BaseDataSource#

class fourinsight.engineroom.utils.BaseDataSource(index_converter, index_sync=False, tolerance=None, cache=None, cache_size=None)[source]#

Abstract class for data sources.

Parameters:

index_converter (obj) – Index converter (see Notes).
index_sync (bool, optional) – If the index should be synced. If True, a valid tolerance must be given.
tolerance – Tolerance limit for syncing. Should be given in anything that index_converter.to_universal_delta() can parse. If index_sync is set to True, datapoints that are closer than the tolerance are merged so that they share a common index. The common index will be the first index of the neighboring datapoints.
cache (str, optional) – Cache folder. If None (default), caching is disabled.
cache_size – Cache size as an index partition (see Notes).

Notes

The index_converter is used to convert index values to a universal type. For datetime-like indices, use a DatetimeIndexConverter. For integer-like indices, use a IntegerIndexConverter. Other index converters can be set up by inheriting from BaseIndexConverter.
Caching will speed-up the data downloading, if the same data is requested multiple times. First time some data is retrieved from the source, it will be split up in ‘chunks’ and stored in a local folder. Then, the data is more readily available next time it is requested.

The cache_size determines how to partition the data in chunks. It describes the size of each cache chunk by providing a index span. The cache_size should be given as a dtype that the index_converter.to_universal_delta() can parse.

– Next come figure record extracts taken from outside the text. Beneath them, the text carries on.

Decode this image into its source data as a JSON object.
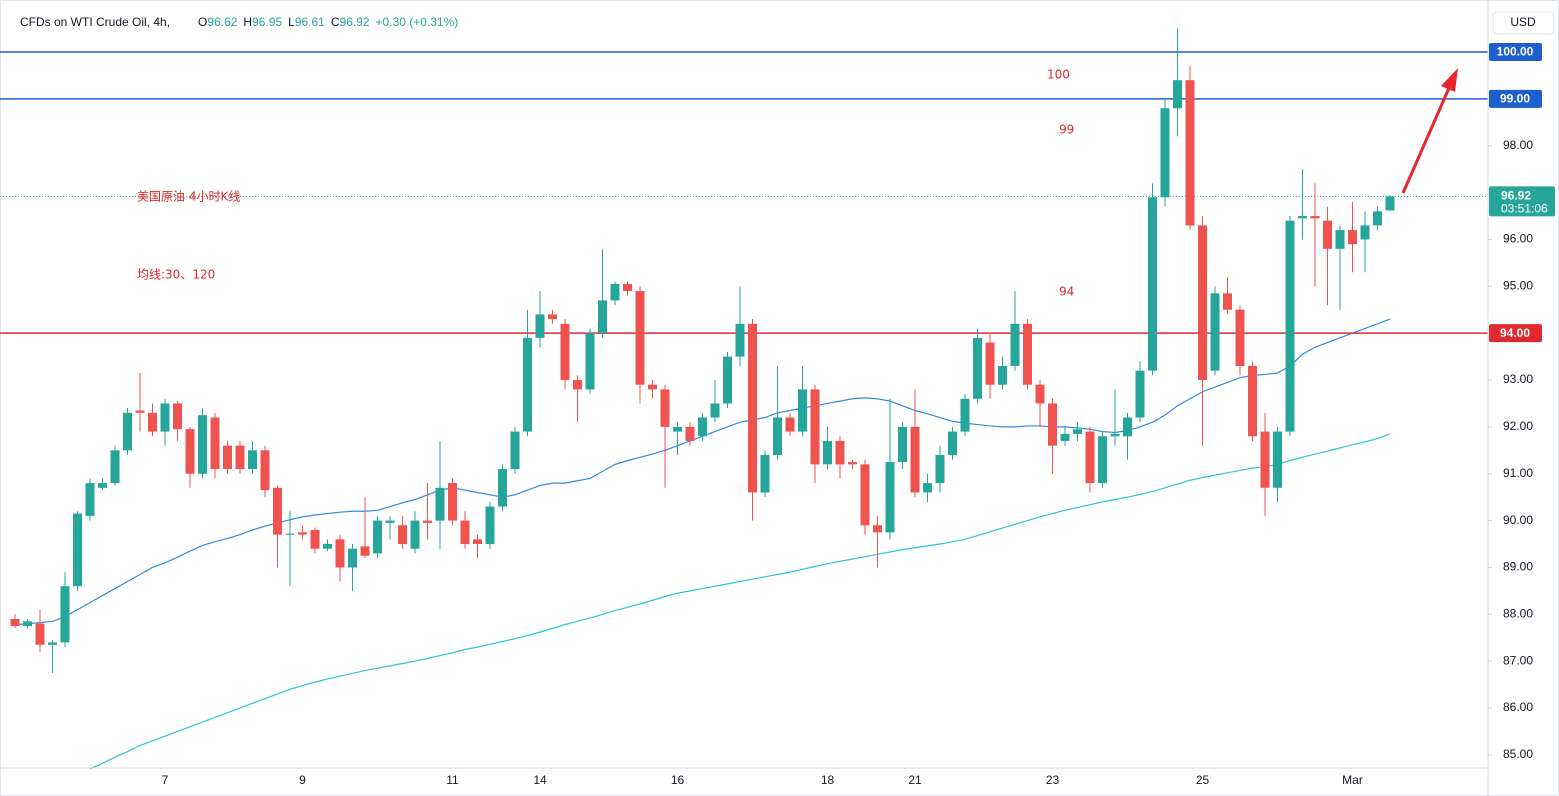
{
  "chart_data": {
    "type": "candlestick",
    "header": {
      "title": "CFDs on WTI Crude Oil, 4h,",
      "ohlc": [
        {
          "label": "O",
          "value": "96.62"
        },
        {
          "label": "H",
          "value": "96.95"
        },
        {
          "label": "L",
          "value": "96.61"
        },
        {
          "label": "C",
          "value": "96.92"
        }
      ],
      "change": "+0.30 (+0.31%)"
    },
    "currency": "USD",
    "annotations": [
      "美国原油 4小时K线",
      "均线:30、120",
      "100",
      "99",
      "94"
    ],
    "categories": [
      null,
      null,
      null,
      null,
      null,
      null,
      null,
      null,
      null,
      null,
      null,
      null,
      "7",
      null,
      null,
      null,
      null,
      null,
      null,
      null,
      null,
      null,
      null,
      "9",
      null,
      null,
      null,
      null,
      null,
      null,
      null,
      null,
      null,
      null,
      null,
      "11",
      null,
      null,
      null,
      null,
      null,
      null,
      "14",
      null,
      null,
      null,
      null,
      null,
      null,
      null,
      null,
      null,
      null,
      "16",
      null,
      null,
      null,
      null,
      null,
      null,
      null,
      null,
      null,
      null,
      null,
      "18",
      null,
      null,
      null,
      null,
      null,
      null,
      "21",
      null,
      null,
      null,
      null,
      null,
      null,
      null,
      null,
      null,
      null,
      "23",
      null,
      null,
      null,
      null,
      null,
      null,
      null,
      null,
      null,
      null,
      null,
      "25",
      null,
      null,
      null,
      null,
      null,
      null,
      null,
      null,
      null,
      null,
      null,
      "Mar",
      null,
      null,
      null
    ],
    "open": [
      87.9,
      87.75,
      87.8,
      87.35,
      87.4,
      88.6,
      90.1,
      90.7,
      90.8,
      91.5,
      92.35,
      92.3,
      91.9,
      92.5,
      91.95,
      91.0,
      92.2,
      91.6,
      91.6,
      91.1,
      91.5,
      90.7,
      89.7,
      89.75,
      89.8,
      89.4,
      89.6,
      89.0,
      89.45,
      89.3,
      89.95,
      89.9,
      89.4,
      90.0,
      90.0,
      90.8,
      90.0,
      89.6,
      89.5,
      90.3,
      91.1,
      91.9,
      93.9,
      94.4,
      94.2,
      93.0,
      92.8,
      94.0,
      94.7,
      95.05,
      94.9,
      92.9,
      92.8,
      91.9,
      92.0,
      91.8,
      92.2,
      92.5,
      93.5,
      94.2,
      90.6,
      91.4,
      92.2,
      91.9,
      92.8,
      91.2,
      91.7,
      91.25,
      91.2,
      89.9,
      89.75,
      91.25,
      92.0,
      90.6,
      90.8,
      91.4,
      91.9,
      92.6,
      93.8,
      92.9,
      93.3,
      94.2,
      92.9,
      92.5,
      91.7,
      91.85,
      91.9,
      90.8,
      91.8,
      91.8,
      92.2,
      93.2,
      96.9,
      98.8,
      99.4,
      96.3,
      93.2,
      94.85,
      94.5,
      93.3,
      91.9,
      90.7,
      91.9,
      96.45,
      96.5,
      96.4,
      95.8,
      96.2,
      96.0,
      96.3,
      96.62
    ],
    "high": [
      88.0,
      87.9,
      88.1,
      87.45,
      88.9,
      90.2,
      90.9,
      90.9,
      91.6,
      92.4,
      93.15,
      92.5,
      92.6,
      92.55,
      92.0,
      92.4,
      92.3,
      91.7,
      91.7,
      91.7,
      91.6,
      90.75,
      90.2,
      89.9,
      89.85,
      89.6,
      89.7,
      89.5,
      90.5,
      90.1,
      90.1,
      90.1,
      90.2,
      90.8,
      91.7,
      90.9,
      90.2,
      89.7,
      90.4,
      91.2,
      92.0,
      94.5,
      94.9,
      94.5,
      94.3,
      93.1,
      94.1,
      95.8,
      95.1,
      95.1,
      95.0,
      93.0,
      92.9,
      92.1,
      92.1,
      92.3,
      93.0,
      93.6,
      95.0,
      94.3,
      91.5,
      93.3,
      92.3,
      93.3,
      92.9,
      92.0,
      91.8,
      91.3,
      91.3,
      90.1,
      92.6,
      92.1,
      92.8,
      91.0,
      91.6,
      92.0,
      92.7,
      94.1,
      94.0,
      93.5,
      94.9,
      94.3,
      93.0,
      92.6,
      92.0,
      92.1,
      92.0,
      91.9,
      92.8,
      92.3,
      93.4,
      97.2,
      99.0,
      100.5,
      99.7,
      96.5,
      95.0,
      95.2,
      94.6,
      93.4,
      92.3,
      92.0,
      96.5,
      97.5,
      97.2,
      96.7,
      96.3,
      96.8,
      96.6,
      96.7,
      96.95
    ],
    "low": [
      87.7,
      87.7,
      87.2,
      86.75,
      87.3,
      88.5,
      90.0,
      90.65,
      90.75,
      91.4,
      91.9,
      91.8,
      91.6,
      91.7,
      90.7,
      90.9,
      90.9,
      91.0,
      91.0,
      91.0,
      90.5,
      89.0,
      88.6,
      89.6,
      89.3,
      89.35,
      88.7,
      88.5,
      89.2,
      89.2,
      89.6,
      89.4,
      89.3,
      89.6,
      89.4,
      89.9,
      89.4,
      89.2,
      89.4,
      90.2,
      91.0,
      91.8,
      93.7,
      94.2,
      92.8,
      92.1,
      92.7,
      93.9,
      94.6,
      94.8,
      92.5,
      92.6,
      90.7,
      91.4,
      91.6,
      91.7,
      92.1,
      92.4,
      93.3,
      90.0,
      90.5,
      91.3,
      91.8,
      91.8,
      90.8,
      91.1,
      90.9,
      91.1,
      89.7,
      89.0,
      89.6,
      91.1,
      90.5,
      90.4,
      90.6,
      91.3,
      91.8,
      92.5,
      92.6,
      92.8,
      93.2,
      92.8,
      92.0,
      91.0,
      91.6,
      91.7,
      90.6,
      90.7,
      91.6,
      91.3,
      92.1,
      93.1,
      96.7,
      98.2,
      96.2,
      91.6,
      93.1,
      94.4,
      93.1,
      91.7,
      90.1,
      90.4,
      91.8,
      96.0,
      95.0,
      94.6,
      94.5,
      95.3,
      95.3,
      96.2,
      96.61
    ],
    "close": [
      87.75,
      87.85,
      87.35,
      87.4,
      88.6,
      90.15,
      90.8,
      90.8,
      91.5,
      92.3,
      92.3,
      91.9,
      92.5,
      91.95,
      91.0,
      92.25,
      91.1,
      91.1,
      91.1,
      91.5,
      90.65,
      89.7,
      89.72,
      89.7,
      89.4,
      89.5,
      89.0,
      89.4,
      89.25,
      90.0,
      90.0,
      89.5,
      90.0,
      89.95,
      90.7,
      90.0,
      89.5,
      89.5,
      90.3,
      91.1,
      91.9,
      93.9,
      94.4,
      94.3,
      93.0,
      92.8,
      94.0,
      94.7,
      95.05,
      94.9,
      92.9,
      92.8,
      92.0,
      92.0,
      91.7,
      92.2,
      92.5,
      93.5,
      94.2,
      90.6,
      91.4,
      92.2,
      91.9,
      92.8,
      91.2,
      91.7,
      91.2,
      91.2,
      89.9,
      89.75,
      91.25,
      92.0,
      90.6,
      90.8,
      91.4,
      91.9,
      92.6,
      93.9,
      92.9,
      93.3,
      94.2,
      92.9,
      92.5,
      91.6,
      91.85,
      91.95,
      90.8,
      91.8,
      91.85,
      92.2,
      93.2,
      96.9,
      98.8,
      99.4,
      96.3,
      93.0,
      94.85,
      94.5,
      93.3,
      91.8,
      90.7,
      91.9,
      96.4,
      96.5,
      96.45,
      95.8,
      96.2,
      95.9,
      96.3,
      96.6,
      96.92
    ],
    "up_color": "#26a69a",
    "down_color": "#ef5350",
    "ma_lines": [
      {
        "color": "#2f8be0",
        "values": [
          87.78,
          87.8,
          87.82,
          87.85,
          87.95,
          88.1,
          88.25,
          88.4,
          88.55,
          88.7,
          88.85,
          89.0,
          89.1,
          89.22,
          89.35,
          89.47,
          89.55,
          89.62,
          89.7,
          89.8,
          89.88,
          89.95,
          90.02,
          90.08,
          90.12,
          90.15,
          90.18,
          90.2,
          90.2,
          90.22,
          90.3,
          90.38,
          90.45,
          90.55,
          90.65,
          90.7,
          90.65,
          90.6,
          90.55,
          90.5,
          90.55,
          90.65,
          90.75,
          90.8,
          90.8,
          90.85,
          90.9,
          91.05,
          91.2,
          91.28,
          91.35,
          91.42,
          91.5,
          91.6,
          91.7,
          91.8,
          91.9,
          92.0,
          92.1,
          92.15,
          92.2,
          92.3,
          92.35,
          92.4,
          92.45,
          92.5,
          92.55,
          92.6,
          92.62,
          92.6,
          92.55,
          92.45,
          92.35,
          92.28,
          92.2,
          92.12,
          92.08,
          92.05,
          92.02,
          92.0,
          92.0,
          92.02,
          92.02,
          92.0,
          92.0,
          91.98,
          91.95,
          91.9,
          91.88,
          91.92,
          92.0,
          92.1,
          92.25,
          92.45,
          92.6,
          92.75,
          92.85,
          92.95,
          93.05,
          93.1,
          93.12,
          93.15,
          93.3,
          93.55,
          93.7,
          93.8,
          93.9,
          94.0,
          94.1,
          94.2,
          94.3
        ]
      },
      {
        "color": "#2cc3d9",
        "values": [
          null,
          null,
          null,
          null,
          null,
          null,
          84.7,
          84.82,
          84.95,
          85.07,
          85.2,
          85.3,
          85.4,
          85.5,
          85.6,
          85.7,
          85.8,
          85.9,
          86.0,
          86.1,
          86.2,
          86.3,
          86.4,
          86.48,
          86.55,
          86.62,
          86.68,
          86.74,
          86.8,
          86.85,
          86.9,
          86.95,
          87.0,
          87.06,
          87.12,
          87.18,
          87.25,
          87.3,
          87.36,
          87.42,
          87.48,
          87.55,
          87.62,
          87.7,
          87.78,
          87.85,
          87.92,
          88.0,
          88.08,
          88.15,
          88.22,
          88.3,
          88.38,
          88.45,
          88.5,
          88.55,
          88.6,
          88.65,
          88.7,
          88.75,
          88.8,
          88.85,
          88.9,
          88.96,
          89.02,
          89.08,
          89.13,
          89.18,
          89.23,
          89.28,
          89.33,
          89.38,
          89.42,
          89.46,
          89.5,
          89.55,
          89.6,
          89.68,
          89.76,
          89.84,
          89.92,
          90.0,
          90.08,
          90.15,
          90.22,
          90.28,
          90.34,
          90.4,
          90.45,
          90.5,
          90.56,
          90.62,
          90.7,
          90.78,
          90.86,
          90.92,
          90.97,
          91.02,
          91.07,
          91.12,
          91.15,
          91.2,
          91.28,
          91.35,
          91.42,
          91.48,
          91.55,
          91.62,
          91.68,
          91.75,
          91.85
        ]
      }
    ],
    "price_lines": [
      {
        "value": 100,
        "label": "100.00",
        "color": "#1e5fcf"
      },
      {
        "value": 99,
        "label": "99.00",
        "color": "#1e5fcf"
      },
      {
        "value": 94,
        "label": "94.00",
        "color": "#e0282e"
      }
    ],
    "current_price": {
      "value": 96.92,
      "label": "96.92",
      "countdown": "03:51:06",
      "color": "#26a69a"
    },
    "ylim": [
      84.72,
      100.94
    ],
    "yticks": [
      {
        "value": 85,
        "label": "85.00"
      },
      {
        "value": 86,
        "label": "86.00"
      },
      {
        "value": 87,
        "label": "87.00"
      },
      {
        "value": 88,
        "label": "88.00"
      },
      {
        "value": 89,
        "label": "89.00"
      },
      {
        "value": 90,
        "label": "90.00"
      },
      {
        "value": 91,
        "label": "91.00"
      },
      {
        "value": 92,
        "label": "92.00"
      },
      {
        "value": 93,
        "label": "93.00"
      },
      {
        "value": 94,
        "label": "94.00"
      },
      {
        "value": 95,
        "label": "95.00"
      },
      {
        "value": 96,
        "label": "96.00"
      },
      {
        "value": 97,
        "label": "97.00"
      },
      {
        "value": 98,
        "label": "98.00"
      }
    ],
    "grid": false
  }
}
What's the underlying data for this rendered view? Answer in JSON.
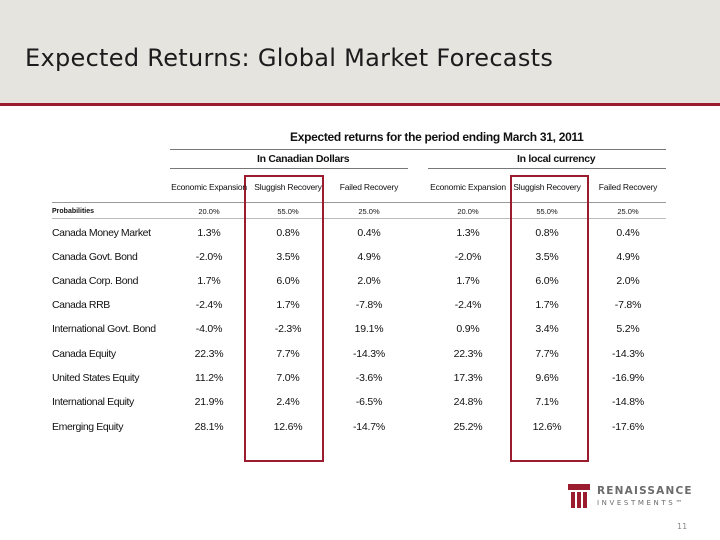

get(start, end, refresh_cache=False)[source]#

Get data from source.

Parameters:

start – Start index of the data. Will be passed on to the _get() method.
end – End index of the data. Will be passed on to the _get() method.
refresh_cache (bool, optional) – Refresh cache data.

Returns:

Source data.

Return type:

pandas.DataFrame

iter(start, end, index_mode='start', refresh_cache=False)[source]#

Iterate over source data as (index, data) pairs.

Parameters:

start (array-like) – Sequence of start indexes.
end (array-like) – Sequence of end indexes.
index_mode (str, optional) – How to index/label the data. Must be ‘start’, ‘end’ or ‘mid’. If ‘start’, start is used as index. If ‘end’, end is used as index. If ‘mid’, the index is set to start + (end - start) / 2.0. Then, the start and end objects must be of such type that this operation is possible.

Yields:

index (label) – The index/label.
data (pandas.DataFrame) – The source data.